Site Reliability Engineer
UPS
Job Description
Key Responsibilities:
- Design, develop, and maintain reliable, scalable, and highly available systems on GCP.
- Build and manage CI/CD pipelines, infrastructure as code (IaC), and monitoring solutions.
- Proactively monitor and manage system performance, uptime, and capacity using observability tools.
- Troubleshoot and resolve infrastructure and application-level issues in real-time.
- Implement and maintain disaster recovery, failover mechanisms, and backup strategies.
- Automate repetitive tasks and processes to improve efficiency and reduce toil.
- Participate in on-call rotations, incident management, and root cause analysis (RCA).

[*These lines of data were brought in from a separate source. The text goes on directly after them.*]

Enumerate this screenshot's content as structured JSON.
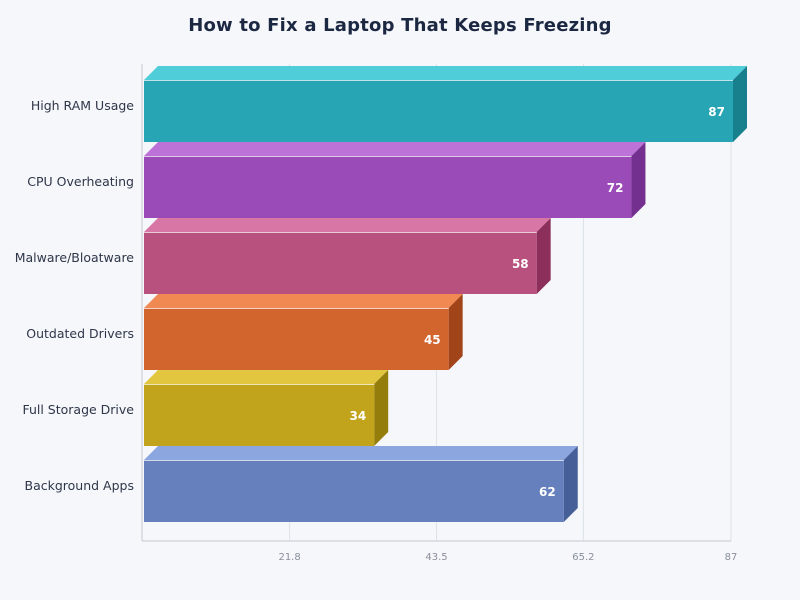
{
  "chart_data": {
    "type": "bar",
    "orientation": "horizontal",
    "style": "3d",
    "title": "How to Fix a Laptop That Keeps Freezing",
    "xlabel": "",
    "ylabel": "",
    "categories": [
      "High RAM Usage",
      "CPU Overheating",
      "Malware/Bloatware",
      "Outdated Drivers",
      "Full Storage Drive",
      "Background Apps"
    ],
    "values": [
      87,
      72,
      58,
      45,
      34,
      62
    ],
    "colors": [
      {
        "front": "#27a5b5",
        "top": "#4fcdd9",
        "side": "#17808c"
      },
      {
        "front": "#9a4bb8",
        "top": "#bc72d6",
        "side": "#73308e"
      },
      {
        "front": "#b8517e",
        "top": "#d877a6",
        "side": "#8c2f5b"
      },
      {
        "front": "#d2652e",
        "top": "#f08a52",
        "side": "#a24419"
      },
      {
        "front": "#c2a41c",
        "top": "#e3c640",
        "side": "#957d0b"
      },
      {
        "front": "#6580bd",
        "top": "#8ca6e0",
        "side": "#475f99"
      }
    ],
    "xlim": [
      0,
      87
    ],
    "xticks": [
      21.8,
      43.5,
      65.2,
      87
    ],
    "xtick_labels": [
      "21.8",
      "43.5",
      "65.2",
      "87"
    ],
    "grid": true,
    "legend": false,
    "data_labels": true
  }
}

- Ensure compliance with security standards, privacy regulations, and governance policies.
- Collaborate with cross-functional teams to support DevOps and SRE best practices.
- Drive improvements in SLAs, SLOs, and error budgets through data-driven insights.
Required Qualifications:
- 5–8 years of relevant experience as an SRE, DevOps Engineer, or Cloud Infrastructure Engineer.
- Strong hands-on experience with Google Cloud Platform (GCP) – Compute Engine, GKE, Cloud Functions, Cloud Storage, IAM, BigQuery, etc.
- Proficiency in Infrastructure as Code tools like Terraform, Deployment Manager, or CloudFormation.
- Experience with Kubernetes, Docker, and container orchestration.
- Proficiency in scripting languages like Python, Shell, or Go.
- Deep understanding of monitoring and logging tools such as Prometheus, Grafana, Stackdriver, or Datadog.
- Knowledge of CI/CD tools such as Jenkins, GitLab CI, or Cloud Build.
- Experience with incident response, postmortem analysis, and site reliability principles.
- Strong problem-solving and communication skills.